Obviamente que o presidente sozinho não consegue levar o país para um rumo tão desgovernado: o Congresso tem um papel fundamental. E, ao que tudo indica, seja quem for eleito presidente amanhã, o Congresso resultante das eleições deverá estar dividido, com o próximo presidente governando sem uma maioria do seu partido ou do rival.

Ou seja, escolhas do próximo presidente sobre uma nova política tributária ou de gastos do governo, por exemplo, teriam muitas dificuldades de passar pelo crivo dos parlamentares americanos.

“O resultado da eleição não produzirá sinais claros sobre o caminho da política fiscal dos Estados Unidos à medida que nenhum partido provavelmente dominará o Congresso e há divisões intra-partidárias significativas sobre temas fiscais”, escreveram os economistas do banco J.P. Morgan em nota a clientes.

Todavia, lembram os economistas do J.P. Morgan, o novo presidente terá atribuições vitais para os mercados globais, entre as quais a indicação do sucessor da presidente do Fed, Janet Yellen.
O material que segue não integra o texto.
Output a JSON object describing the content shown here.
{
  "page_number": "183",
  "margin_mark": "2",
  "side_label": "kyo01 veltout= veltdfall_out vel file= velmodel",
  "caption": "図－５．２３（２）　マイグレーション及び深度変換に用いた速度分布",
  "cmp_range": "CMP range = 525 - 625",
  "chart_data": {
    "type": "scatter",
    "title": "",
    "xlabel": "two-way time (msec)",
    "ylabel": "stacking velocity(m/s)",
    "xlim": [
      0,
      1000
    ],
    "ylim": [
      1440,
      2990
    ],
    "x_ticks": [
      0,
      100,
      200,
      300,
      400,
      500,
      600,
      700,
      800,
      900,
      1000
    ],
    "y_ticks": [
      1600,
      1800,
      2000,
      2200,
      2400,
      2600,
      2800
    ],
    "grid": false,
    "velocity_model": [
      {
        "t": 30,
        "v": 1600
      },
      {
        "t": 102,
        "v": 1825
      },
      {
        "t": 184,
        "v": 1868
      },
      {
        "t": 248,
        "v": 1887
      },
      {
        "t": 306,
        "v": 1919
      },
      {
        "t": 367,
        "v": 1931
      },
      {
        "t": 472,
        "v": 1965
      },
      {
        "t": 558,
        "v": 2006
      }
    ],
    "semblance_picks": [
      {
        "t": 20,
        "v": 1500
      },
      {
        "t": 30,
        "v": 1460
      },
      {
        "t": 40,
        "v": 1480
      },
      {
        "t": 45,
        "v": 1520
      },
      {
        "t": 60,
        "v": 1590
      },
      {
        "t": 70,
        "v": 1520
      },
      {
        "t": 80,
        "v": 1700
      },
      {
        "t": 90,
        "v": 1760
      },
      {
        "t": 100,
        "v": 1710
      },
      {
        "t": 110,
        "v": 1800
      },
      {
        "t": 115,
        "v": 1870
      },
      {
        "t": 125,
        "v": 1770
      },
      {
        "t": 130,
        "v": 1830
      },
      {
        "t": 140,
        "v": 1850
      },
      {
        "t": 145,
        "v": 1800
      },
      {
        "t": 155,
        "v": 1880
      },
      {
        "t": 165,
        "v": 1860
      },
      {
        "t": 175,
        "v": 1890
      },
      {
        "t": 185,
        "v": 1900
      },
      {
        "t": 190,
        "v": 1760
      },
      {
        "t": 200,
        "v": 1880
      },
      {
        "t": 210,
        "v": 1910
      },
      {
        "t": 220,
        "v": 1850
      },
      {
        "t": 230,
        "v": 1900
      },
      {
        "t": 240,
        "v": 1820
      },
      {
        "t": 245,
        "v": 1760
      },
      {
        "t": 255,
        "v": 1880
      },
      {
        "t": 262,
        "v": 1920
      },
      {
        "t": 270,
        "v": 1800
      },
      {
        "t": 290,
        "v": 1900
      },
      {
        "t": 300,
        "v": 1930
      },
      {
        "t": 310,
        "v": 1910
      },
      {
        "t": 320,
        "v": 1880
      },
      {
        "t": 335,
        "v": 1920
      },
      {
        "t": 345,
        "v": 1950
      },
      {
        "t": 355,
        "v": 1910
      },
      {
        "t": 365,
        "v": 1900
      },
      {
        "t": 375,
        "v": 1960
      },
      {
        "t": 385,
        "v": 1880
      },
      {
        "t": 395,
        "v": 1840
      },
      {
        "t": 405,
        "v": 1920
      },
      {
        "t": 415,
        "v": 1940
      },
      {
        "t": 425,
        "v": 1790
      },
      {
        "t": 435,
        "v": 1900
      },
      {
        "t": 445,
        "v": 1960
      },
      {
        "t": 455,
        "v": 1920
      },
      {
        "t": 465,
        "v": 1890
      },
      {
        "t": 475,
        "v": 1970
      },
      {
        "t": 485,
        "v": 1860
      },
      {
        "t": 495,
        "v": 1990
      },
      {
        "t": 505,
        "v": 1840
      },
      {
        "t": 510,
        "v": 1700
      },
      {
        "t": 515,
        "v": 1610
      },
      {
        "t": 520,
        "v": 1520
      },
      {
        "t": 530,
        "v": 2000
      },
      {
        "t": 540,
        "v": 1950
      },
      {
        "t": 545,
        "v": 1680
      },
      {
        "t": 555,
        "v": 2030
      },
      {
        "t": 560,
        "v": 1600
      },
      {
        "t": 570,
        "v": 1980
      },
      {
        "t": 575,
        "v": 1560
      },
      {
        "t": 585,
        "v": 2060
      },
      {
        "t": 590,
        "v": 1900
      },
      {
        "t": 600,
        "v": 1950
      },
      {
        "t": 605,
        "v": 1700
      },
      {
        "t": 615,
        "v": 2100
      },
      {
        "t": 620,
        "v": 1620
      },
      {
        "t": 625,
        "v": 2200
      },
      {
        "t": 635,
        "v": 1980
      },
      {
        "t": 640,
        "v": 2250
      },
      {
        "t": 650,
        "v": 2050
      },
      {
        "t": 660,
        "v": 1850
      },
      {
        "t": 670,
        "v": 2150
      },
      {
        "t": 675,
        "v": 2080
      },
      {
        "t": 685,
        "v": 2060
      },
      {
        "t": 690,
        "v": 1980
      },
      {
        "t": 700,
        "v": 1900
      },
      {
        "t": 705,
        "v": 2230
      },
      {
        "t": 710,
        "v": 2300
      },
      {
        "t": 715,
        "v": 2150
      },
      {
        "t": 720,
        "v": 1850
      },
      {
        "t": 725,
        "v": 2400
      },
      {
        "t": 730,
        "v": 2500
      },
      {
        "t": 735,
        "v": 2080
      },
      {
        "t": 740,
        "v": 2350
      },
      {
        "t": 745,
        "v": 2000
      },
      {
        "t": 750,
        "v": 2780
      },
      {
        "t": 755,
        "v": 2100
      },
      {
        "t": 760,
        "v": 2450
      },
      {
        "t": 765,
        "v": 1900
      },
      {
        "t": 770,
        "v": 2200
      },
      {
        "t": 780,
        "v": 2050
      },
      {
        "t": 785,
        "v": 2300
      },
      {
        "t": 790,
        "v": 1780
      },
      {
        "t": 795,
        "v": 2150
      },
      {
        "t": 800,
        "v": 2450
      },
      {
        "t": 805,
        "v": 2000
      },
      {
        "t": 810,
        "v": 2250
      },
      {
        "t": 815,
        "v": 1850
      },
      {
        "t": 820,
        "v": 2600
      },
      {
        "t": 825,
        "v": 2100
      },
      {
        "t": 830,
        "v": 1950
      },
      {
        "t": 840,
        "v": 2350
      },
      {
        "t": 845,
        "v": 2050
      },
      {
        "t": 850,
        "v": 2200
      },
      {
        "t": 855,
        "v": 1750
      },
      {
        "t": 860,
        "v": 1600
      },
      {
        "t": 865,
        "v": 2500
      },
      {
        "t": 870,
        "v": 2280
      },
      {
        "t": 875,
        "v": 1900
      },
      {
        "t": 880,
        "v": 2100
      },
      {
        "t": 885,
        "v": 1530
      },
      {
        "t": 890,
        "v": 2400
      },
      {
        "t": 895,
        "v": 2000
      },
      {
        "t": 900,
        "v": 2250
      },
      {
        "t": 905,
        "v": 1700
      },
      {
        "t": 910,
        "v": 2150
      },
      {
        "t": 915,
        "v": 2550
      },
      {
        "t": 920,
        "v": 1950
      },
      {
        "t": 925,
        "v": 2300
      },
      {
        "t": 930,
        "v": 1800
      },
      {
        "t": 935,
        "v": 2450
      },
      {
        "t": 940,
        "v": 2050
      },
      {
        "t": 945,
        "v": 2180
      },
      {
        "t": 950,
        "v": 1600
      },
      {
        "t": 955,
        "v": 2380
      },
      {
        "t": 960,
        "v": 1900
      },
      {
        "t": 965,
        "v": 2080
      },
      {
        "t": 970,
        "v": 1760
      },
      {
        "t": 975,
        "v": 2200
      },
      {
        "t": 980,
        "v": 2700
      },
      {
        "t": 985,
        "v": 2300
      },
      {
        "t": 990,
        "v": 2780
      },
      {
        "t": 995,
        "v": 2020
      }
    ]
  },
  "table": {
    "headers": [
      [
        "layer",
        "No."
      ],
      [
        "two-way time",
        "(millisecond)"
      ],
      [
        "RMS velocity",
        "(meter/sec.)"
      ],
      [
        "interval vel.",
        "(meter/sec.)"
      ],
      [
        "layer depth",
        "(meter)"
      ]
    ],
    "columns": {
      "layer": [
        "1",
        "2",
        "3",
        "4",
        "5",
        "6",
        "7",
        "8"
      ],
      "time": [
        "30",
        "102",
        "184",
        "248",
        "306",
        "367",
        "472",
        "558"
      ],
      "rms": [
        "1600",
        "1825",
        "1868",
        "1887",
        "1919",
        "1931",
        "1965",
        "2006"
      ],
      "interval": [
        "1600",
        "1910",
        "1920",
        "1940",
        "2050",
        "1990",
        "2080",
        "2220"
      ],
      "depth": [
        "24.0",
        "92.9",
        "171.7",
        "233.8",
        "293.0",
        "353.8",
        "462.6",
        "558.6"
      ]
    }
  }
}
Trump, por exemplo, já deu declarações no passado prometendo tirar Yellen do comando do Fed se for eleito presidente.

Não à toa as reações fortes nos preços dos ativos na última semana, quando as pesquisas de opinião mostraram uma indefinição do desfecho da eleição. O Dollar Index, por exemplo, caiu 1,2% na semana passada.

“Uma vitória do Trump poderia transtornar os investidores numa magnitude de perturbar os mercados financeiros profundamente e através disso afetar a decisão do Fed (sobre juros) em dezembro”, afirmou o estrategista-chefe do Brown Brothers Harriman, Marc Chandler, em nota a clientes.

Para os estrategistas de câmbio do banco francês Société Générale, uma vitória de Trump seria mais negativa do que uma vitória de Hillary seria positiva, levando a uma pressão de baixa sustentável nas moedas emergentes mais prolongada. “Uma vitória de Hillary Clinton poderia se traduzir num rali transitório e modesto nas moedas emergentes, com exceção do peso mexicano, que se fortaleceria significativamente”, disseram os estrategistas do SocGen.

Por outro lado, para os estrategistas de câmbio do banco Goldman Sachs, depois da correção observada pelo dólar frente à cesta de moedas de países desenvolvidos (via Dollar Index), cresceu a probabilidade de uma alta mais substancial do dólar num cenário de vitória de Hillary Clinton, passando a embutir, inclusive, uma maior probabilidade de alta dos juros americanos pelo Fed em dezembro, refletindo com maior clareza o resultado mais recente do “payroll” (criação de vagas de emprego).

“Não ficaríamos surpresos em ver uma alta de 3% ponderada pelo comércio (trade-weighted) do dólar, levando a moeda americana para próximo do pico da faixa (‘range’) observada desde março de 2015”, escreveram os estrategistas do Goldman Sachs. Frente à cesta de moedas que compõem o Dollar Index, esses estrategistas acreditam que o dólar recuperaria mais terreno em relação ao euro e ao iene.

Apesar de as pesquisas ainda indicarem uma corrida apertada, os analistas da corretora TD Securities ainda trabalham com um cenário em que Hillary é eleita presidente dos EUA, com os republicanos mantendo o controle da Câmara dos Deputados e os democratas voltando a controlar o Senado por uma pequena margem.

Se esse cenário se concretizar, os analistas da TD Securities acreditam que os investidores passarão a precificar uma probabilidade de 85% de alta dos juros pelo Fed em dezembro. Uma vitória do Trump faria com que essa precificação caísse para apenas 20%.

Ou seja, é tudo ou nada na terça-feira.